Вернувшись домой, Матрена, принялась убирать со столов, и вообще занялась уборкой.

Ах, Князев, Князев, черт кривоногий, надо же, чего устроил, думала между делом она, на Фомку в милицию донес! И за что? За плуг, за кусок железа! И зачем Фома пожаловался тогда на Князева, лучше бы день погодил, уступил бы тому, а потом и они огород вспахали бы, днем раньше, днем позже, что бы изменилось? Ничего. И теперь бы не сидел Фомка. А так пусть докажет, что не виноват. Раньше-то не доказал, и сейчас не сумеет, хоть и известно, кто заявил на него. Ну и что, если знают о том Митяй, Настя, а теперь вот и она, Матрена? А Князев, этот черт кривоногий, возьмет и откажется: а он, мол, ничего не говорил, с чего они взяли, будто донес на Фомку в милицию именно он — не было того! Скорее всего, так и будет оно, Князев все сделает, чтобы сухим выйти из воды…
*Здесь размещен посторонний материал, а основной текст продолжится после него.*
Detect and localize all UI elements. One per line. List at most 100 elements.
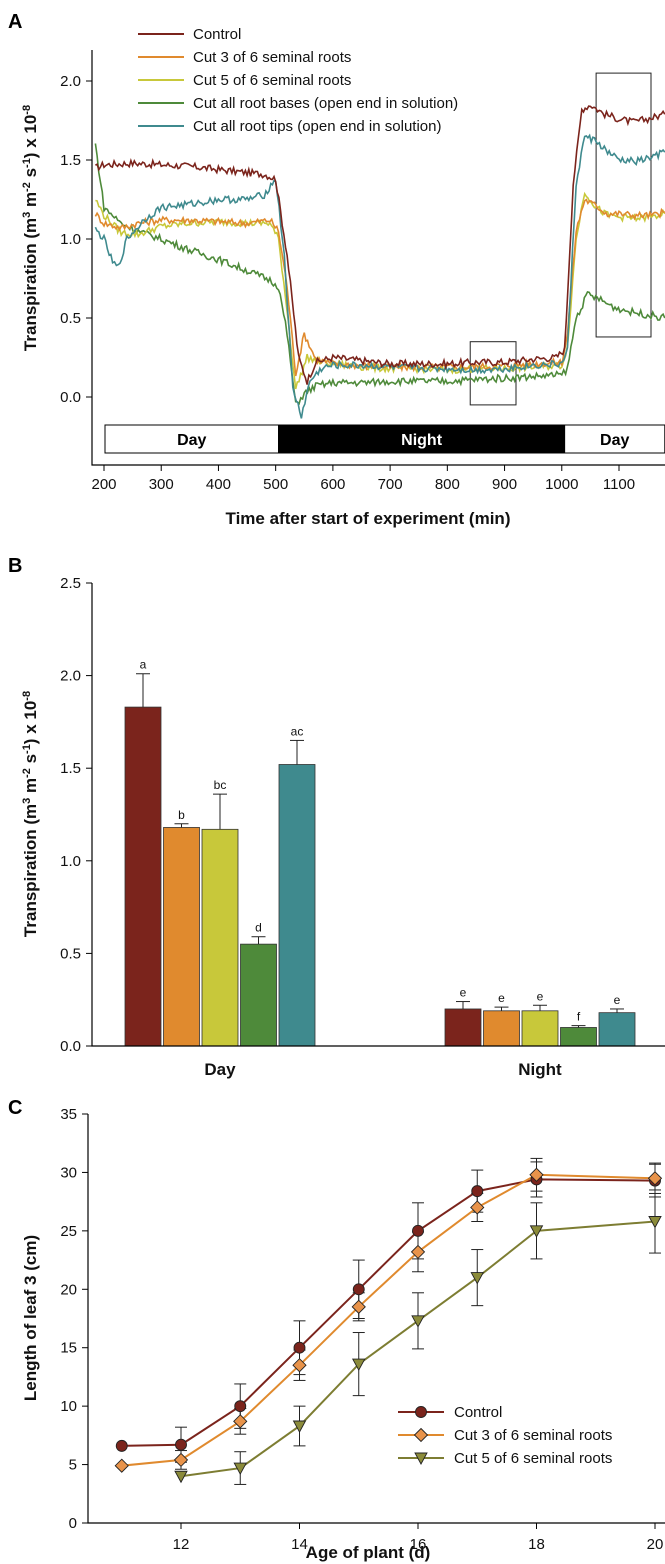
x-tick-label: 900 <box>492 476 517 493</box>
significance-letter: ac <box>291 724 304 738</box>
series-line-tips <box>94 133 665 419</box>
legend-label: Cut all root bases (open end in solution… <box>193 95 458 112</box>
data-point-cut3 <box>470 1200 485 1215</box>
y-tick-label: 1.5 <box>60 760 81 777</box>
data-point-cut3 <box>292 1358 307 1373</box>
bar-day-cut5 <box>201 828 239 1047</box>
data-point-cut5 <box>470 1272 485 1285</box>
y-tick-label: 2.5 <box>60 575 81 592</box>
bar-night-bases <box>560 1027 597 1047</box>
y-tick-label: 20 <box>60 1281 77 1298</box>
data-point-cut5 <box>648 1216 662 1229</box>
panel-c: C 0 5 10 15 20 25 30 35 12 14 16 18 20 Age of plant… <box>8 1097 665 1562</box>
panel-b-label: B <box>8 555 22 577</box>
y-tick-label: 10 <box>60 1398 77 1415</box>
series-line-control <box>95 105 665 385</box>
series-line-control <box>121 1178 656 1447</box>
period-band-2 <box>564 424 665 454</box>
series-line-cut5 <box>180 1220 656 1478</box>
significance-letter: e <box>614 993 621 1007</box>
panel-b-y-axis-label: Transpiration (m3 m-2 s-1) x 10-8 <box>21 691 40 937</box>
bar-night-cut3 <box>483 1010 520 1047</box>
bar-day-cut3 <box>163 827 200 1047</box>
period-label-2: Day <box>600 432 629 449</box>
x-tick-label: 700 <box>378 476 403 493</box>
y-tick-label: 1.5 <box>60 152 81 169</box>
panel-a-y-axis-label: Transpiration (m3 m-2 s-1) x 10-8 <box>21 105 40 351</box>
significance-letter: e <box>537 989 544 1003</box>
legend-marker-cut3 <box>413 1427 429 1443</box>
bar-night-tips <box>598 1012 636 1047</box>
legend-marker-cut5 <box>414 1452 428 1465</box>
y-tick-label: 0.5 <box>60 310 81 327</box>
y-tick-label: 2.0 <box>60 668 81 685</box>
data-point-control <box>115 1439 128 1452</box>
data-point-cut3 <box>233 1414 248 1429</box>
y-tick-label: 15 <box>60 1340 77 1357</box>
y-tick-label: 5 <box>69 1457 77 1474</box>
x-tick-label: 600 <box>320 476 345 493</box>
data-point-cut5 <box>351 1358 366 1372</box>
x-tick-label: 200 <box>91 476 116 493</box>
panel-a-label: A <box>8 11 22 33</box>
period-band-1 <box>278 424 566 454</box>
x-tick-label: 500 <box>263 476 288 493</box>
x-tick-label: 400 <box>206 476 231 493</box>
data-point-cut3 <box>410 1244 426 1260</box>
highlight-box-1 <box>595 72 652 338</box>
data-point-cut5 <box>174 1470 188 1484</box>
highlight-box-0 <box>469 341 517 406</box>
legend-label: Control <box>454 1404 502 1421</box>
series-line-bases <box>94 143 665 406</box>
data-point-control <box>175 1438 187 1451</box>
significance-letter: bc <box>214 778 227 792</box>
period-band-0 <box>104 424 280 454</box>
panel-a: A Day Night Day 0.0 0.5 1.0 1.5 2.0 200 300 400 5… <box>8 11 665 528</box>
panel-c-y-axis-label: Length of leaf 3 (cm) <box>21 1235 40 1401</box>
y-tick-label: 30 <box>60 1164 77 1181</box>
significance-letter: a <box>140 658 147 672</box>
x-tick-label: 1000 <box>545 476 578 493</box>
significance-letter: d <box>255 921 262 935</box>
legend-label: Cut 5 of 6 seminal roots <box>193 72 351 89</box>
x-category-label: Night <box>518 1060 562 1079</box>
y-tick-label: 0.0 <box>60 389 81 406</box>
x-tick-label: 20 <box>647 1536 664 1553</box>
panel-c-label: C <box>8 1097 22 1119</box>
bar-night-cut5 <box>521 1010 559 1047</box>
bar-night-control <box>444 1008 482 1047</box>
bar-day-tips <box>278 764 316 1047</box>
data-point-cut5 <box>292 1420 307 1433</box>
significance-letter: f <box>577 1010 581 1024</box>
y-tick-label: 0.5 <box>60 945 81 962</box>
period-label-1: Night <box>401 432 443 449</box>
period-label-0: Day <box>177 432 206 449</box>
panel-a-x-axis-label: Time after start of experiment (min) <box>226 509 511 528</box>
legend-label: Cut 5 of 6 seminal roots <box>454 1450 612 1467</box>
x-tick-label: 14 <box>291 1536 308 1553</box>
data-point-control <box>293 1341 306 1354</box>
series-line-cut3 <box>121 1173 656 1467</box>
data-point-control <box>352 1283 365 1296</box>
data-point-cut5 <box>529 1225 544 1238</box>
bar-day-bases <box>240 943 277 1047</box>
x-tick-label: 300 <box>149 476 174 493</box>
data-point-cut3 <box>351 1299 366 1314</box>
panel-b: B a b bc d ac e e e f e 0.0 0.5 1.0 1.5 2.0 2.5 Day Nig… <box>8 555 665 1079</box>
panel-c-x-axis-label: Age of plant (d) <box>306 1543 431 1562</box>
data-point-cut5 <box>233 1462 248 1476</box>
significance-letter: e <box>498 991 505 1005</box>
y-tick-label: 0.0 <box>60 1038 81 1055</box>
x-tick-label: 12 <box>173 1536 190 1553</box>
series-line-cut5 <box>95 191 665 390</box>
legend-label: Cut 3 of 6 seminal roots <box>454 1427 612 1444</box>
legend-marker-control <box>415 1406 427 1418</box>
data-point-control <box>412 1224 424 1237</box>
panel-b-axes <box>91 583 665 1047</box>
y-tick-label: 25 <box>60 1223 77 1240</box>
legend-label: Cut all root tips (open end in solution) <box>193 118 441 135</box>
data-point-cut3 <box>173 1452 189 1468</box>
x-tick-label: 18 <box>528 1536 545 1553</box>
y-tick-label: 35 <box>60 1106 77 1123</box>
Ах, Митяй, ах, черт лысый! Любит он ее. Если бы по-настоящему любил, так бы не досаждал, как он это делал, не сосал бы с нее кровь. Наоборот… Э, бревно оно и есть бревно!.. Вот узнал о том Митяй, что наделал Князев, взял бы да и написал, куда надо, мол, так и так, человек зряшно осужден, незаслуженно. Но нет же! Он, видите ли, любит… Ясно, как дважды два — четыре, Настя тем самым Митяя выгораживала, вину снимала с него: зол, мол, на Матрену ее Дмитрий, оттого и не придет и не скажет о том. Хитрая, хитрая Настя, все обдумала наперед…
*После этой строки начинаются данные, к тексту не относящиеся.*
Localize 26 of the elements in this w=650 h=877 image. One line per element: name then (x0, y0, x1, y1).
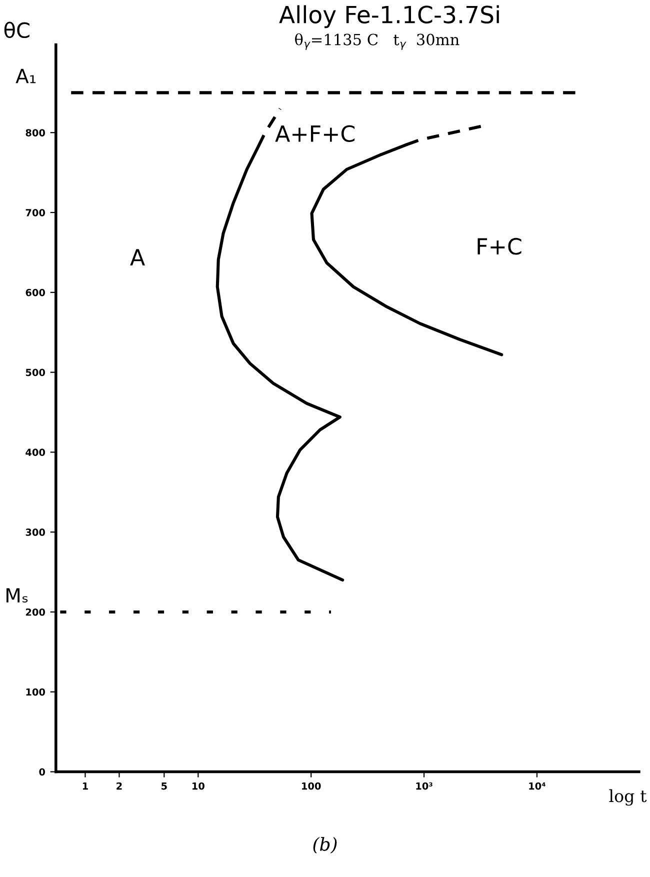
y-tick-label: 400 (26, 448, 46, 456)
x-axis-title: log t (609, 789, 647, 806)
y-tick-label: 600 (26, 288, 46, 296)
series-label: A₁ (16, 68, 36, 84)
y-tick-label: 500 (26, 368, 46, 376)
y-tick-label: 800 (26, 129, 46, 136)
text: (b) (313, 836, 337, 854)
series-label: Mₛ (6, 588, 28, 602)
x-tick-label: 2 (116, 782, 122, 790)
y-tick-label: 100 (26, 688, 46, 696)
x-tick-label: 5 (162, 782, 167, 790)
annotation: A+F+C (275, 125, 355, 142)
chart-title: Alloy Fe-1.1C-3.7Si (279, 5, 499, 28)
x-tick-label: 10⁴ (529, 782, 546, 790)
y-tick-label: 700 (26, 208, 46, 216)
x-tick-label: 100 (302, 782, 321, 790)
y-axis-title: θC (4, 22, 30, 38)
x-tick-label: 1 (82, 782, 88, 790)
y-tick-label: 0 (39, 768, 46, 776)
annotation: F+C (478, 238, 522, 255)
x-tick-label: 10³ (416, 782, 432, 790)
x-tick-label: 10 (192, 782, 204, 790)
y-tick-label: 300 (26, 528, 46, 536)
annotation: A (130, 249, 145, 266)
chart-subtitle: θ$_{γ}$=1135 C t$_{γ}$ 30mn (295, 33, 460, 50)
y-tick-label: 200 (26, 608, 46, 616)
Матрена устала, ох, как устала, пока убрала все.

Уже вечер, уже над Кирпилями сумерки повисли, пора и ложиться спать. И правду, сколько топтаться можно? Только человеку и посильно такое — день и ночь на ногах! Но у нее осталось еще одно дело: Фомке и сыну Владимиру письма понаписать, пока час высвободился, после закрутится, завертится — и забудет о том.

Перво-наперво Матрена написала сыну. Поблагодарила еще раз за деньги, объяснив, как они ей пригодились, сообщила, что Светлана — тьфу, тьфу! — встретила наконец хорошего человека и решила сойтись с ним; она, Светлана, от человека того уже и ребеночка понесла; так что учтет пусть Владимир, скоро он дядей станет, а она в свою очередь бабушкой; вспомнила и о Федоре с Клавдией: приезжали они к ней, прекрасные люди, повезло ей, что познакомилась с ними; о том, что дом помазала, упомянула тоже.
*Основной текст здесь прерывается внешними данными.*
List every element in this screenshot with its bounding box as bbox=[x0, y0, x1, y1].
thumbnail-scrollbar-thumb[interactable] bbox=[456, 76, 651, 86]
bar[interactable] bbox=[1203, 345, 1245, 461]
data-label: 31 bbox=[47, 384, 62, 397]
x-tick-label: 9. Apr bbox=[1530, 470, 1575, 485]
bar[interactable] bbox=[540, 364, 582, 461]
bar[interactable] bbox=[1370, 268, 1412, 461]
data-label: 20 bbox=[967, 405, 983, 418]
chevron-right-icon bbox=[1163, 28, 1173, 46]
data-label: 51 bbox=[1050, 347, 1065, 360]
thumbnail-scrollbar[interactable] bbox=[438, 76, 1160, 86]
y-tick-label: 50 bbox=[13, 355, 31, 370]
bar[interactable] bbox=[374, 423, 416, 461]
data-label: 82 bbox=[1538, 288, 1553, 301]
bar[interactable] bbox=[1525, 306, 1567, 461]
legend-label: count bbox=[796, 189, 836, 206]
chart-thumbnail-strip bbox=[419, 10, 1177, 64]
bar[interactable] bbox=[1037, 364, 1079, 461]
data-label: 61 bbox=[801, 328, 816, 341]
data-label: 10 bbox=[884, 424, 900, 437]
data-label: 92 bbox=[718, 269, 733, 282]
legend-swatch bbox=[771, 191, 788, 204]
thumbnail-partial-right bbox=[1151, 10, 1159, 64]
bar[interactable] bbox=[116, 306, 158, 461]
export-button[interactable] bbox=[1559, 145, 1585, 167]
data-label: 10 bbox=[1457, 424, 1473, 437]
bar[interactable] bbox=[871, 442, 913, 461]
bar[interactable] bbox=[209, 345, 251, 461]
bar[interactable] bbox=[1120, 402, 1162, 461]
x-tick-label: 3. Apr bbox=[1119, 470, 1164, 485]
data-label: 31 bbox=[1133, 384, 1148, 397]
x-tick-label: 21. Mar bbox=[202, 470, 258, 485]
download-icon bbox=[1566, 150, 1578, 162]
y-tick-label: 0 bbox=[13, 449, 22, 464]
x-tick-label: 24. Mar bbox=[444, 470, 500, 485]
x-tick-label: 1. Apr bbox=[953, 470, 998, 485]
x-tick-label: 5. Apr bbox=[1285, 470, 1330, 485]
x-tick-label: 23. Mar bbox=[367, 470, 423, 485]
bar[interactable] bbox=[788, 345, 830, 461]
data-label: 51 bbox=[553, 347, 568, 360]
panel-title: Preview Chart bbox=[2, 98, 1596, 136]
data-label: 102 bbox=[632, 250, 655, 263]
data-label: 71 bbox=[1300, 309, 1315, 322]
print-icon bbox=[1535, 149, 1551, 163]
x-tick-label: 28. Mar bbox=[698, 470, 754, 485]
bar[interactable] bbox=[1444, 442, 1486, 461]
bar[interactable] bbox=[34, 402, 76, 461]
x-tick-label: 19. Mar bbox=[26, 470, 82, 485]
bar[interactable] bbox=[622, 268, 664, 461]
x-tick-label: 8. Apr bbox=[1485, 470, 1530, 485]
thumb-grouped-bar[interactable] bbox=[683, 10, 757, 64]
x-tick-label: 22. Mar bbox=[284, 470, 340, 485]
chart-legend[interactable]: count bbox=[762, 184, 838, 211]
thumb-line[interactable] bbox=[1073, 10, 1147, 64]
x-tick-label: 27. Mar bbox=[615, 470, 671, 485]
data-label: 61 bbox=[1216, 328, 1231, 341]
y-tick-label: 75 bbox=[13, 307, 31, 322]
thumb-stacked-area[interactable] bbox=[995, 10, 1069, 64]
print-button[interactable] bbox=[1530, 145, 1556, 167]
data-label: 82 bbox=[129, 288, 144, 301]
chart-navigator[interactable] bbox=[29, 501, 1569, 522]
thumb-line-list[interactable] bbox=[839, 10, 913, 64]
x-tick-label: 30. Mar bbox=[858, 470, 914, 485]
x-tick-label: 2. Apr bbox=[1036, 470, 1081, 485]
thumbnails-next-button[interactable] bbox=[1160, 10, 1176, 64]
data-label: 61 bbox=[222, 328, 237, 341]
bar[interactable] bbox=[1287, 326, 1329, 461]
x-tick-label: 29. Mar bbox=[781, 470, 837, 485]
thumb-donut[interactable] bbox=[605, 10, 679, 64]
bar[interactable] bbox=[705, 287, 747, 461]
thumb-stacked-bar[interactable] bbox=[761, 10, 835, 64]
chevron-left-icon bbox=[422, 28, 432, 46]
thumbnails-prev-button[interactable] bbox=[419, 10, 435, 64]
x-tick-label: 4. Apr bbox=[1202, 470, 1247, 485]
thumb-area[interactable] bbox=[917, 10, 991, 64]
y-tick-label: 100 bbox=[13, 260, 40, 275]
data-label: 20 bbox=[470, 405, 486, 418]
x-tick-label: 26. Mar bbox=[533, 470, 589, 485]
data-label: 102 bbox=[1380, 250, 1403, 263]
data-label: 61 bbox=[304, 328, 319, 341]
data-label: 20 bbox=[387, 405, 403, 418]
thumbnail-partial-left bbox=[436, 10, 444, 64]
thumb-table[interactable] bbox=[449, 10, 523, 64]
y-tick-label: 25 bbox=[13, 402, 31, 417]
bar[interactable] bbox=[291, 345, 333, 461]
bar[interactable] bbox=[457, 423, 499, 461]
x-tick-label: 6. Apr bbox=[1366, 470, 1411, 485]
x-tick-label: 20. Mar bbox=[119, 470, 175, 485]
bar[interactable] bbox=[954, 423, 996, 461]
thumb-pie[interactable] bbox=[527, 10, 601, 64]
Потом Матрена принялась писать Фомке:

«Фомочка, милый ты мой, родной, что же ты молчишь? Я от сына от Владимира, узнаю — болеешь ты. Где это видано и слыхано — муж о случившемся прежде всего сыну сообщает, а уж после жене? А может, ты, пока мы в разлуке, забывать про меня стал, а?.. Шучу. Но все-таки, прошу, пиши чаще, я постоянно о тебе думаю. Не зря вот, наверное, мне и сон про тебя нехороший приснился. Пересказывать не стану его, лишь скажу — сбылся он, я как подумала, что рядом с тобой беда какая-то, так и вышло, вскоре от Владимира письмо получила, в котором и узнала, что ты болеешь. Дома у нас все в порядке, волноваться тебе особо нечего; Светлана… обрадую: замуж за хорошего, на мой взгляд, человека выходит, он и при должности, и партийный к тому же, Геннадием Петровичем его зовут. Что еще? Дом помазала, остались полы да еще надо застеклить окна. За стеклами поеду в Разбавино, там мне, надеюсь, Геннадий Петрович подсобит их достать, потому как стекло у нас сейчас дефицитный товар. Вообще, скажу тебе, со строительным материалом туговато стало, жить начали богато, все обновляются. Но не в этом дело. Теперь такая еще новость. Мы мазали дом, потом понимаешь, гулянку устроили, люди поют, танцуют. Тут откуда ни возьмись ко мне Настя Бугрова, ну, Митяева жена, он, кстати, еще при тебе на ней женился, Митяй я имею в виду. Так вот, она меня трогает за плечо и ведет за собой, мол, поди сюда, что-то важное сказать хочу. Выводит из двора и говорит… Удивительное! Не поверишь! Говорит: знаешь, кто на твоего Фомку в милицию заявил? Князев! Он самый! Я после того, конечно, в ужас пришла. Надо же! А как он, помнишь, за тебя на суде стоял? Я уж думала: спасибо ему, не он, тебе больше бы припаяли, точно, так и думала. А он, паразит, видишь, чего, оказывается, людей вокруг пальца обводил. Вот, Фомочка, значит, какое дело. Я, признаться, не знаю даже, как сейчас быть. Вот и тороплюсь тебе сообщить об этом, чтоб ты, значит, мне посоветовал, какие меры принимать и как мне действовать. А может, уж и не надо ворошить прошлое, а может, как идет, так пускай и идет, Фомочка? А то вдруг… В общем, я с нетерпением буду ждать от тебя ответа. Пиши. Целую и непрестанно жду, твоя Матрена».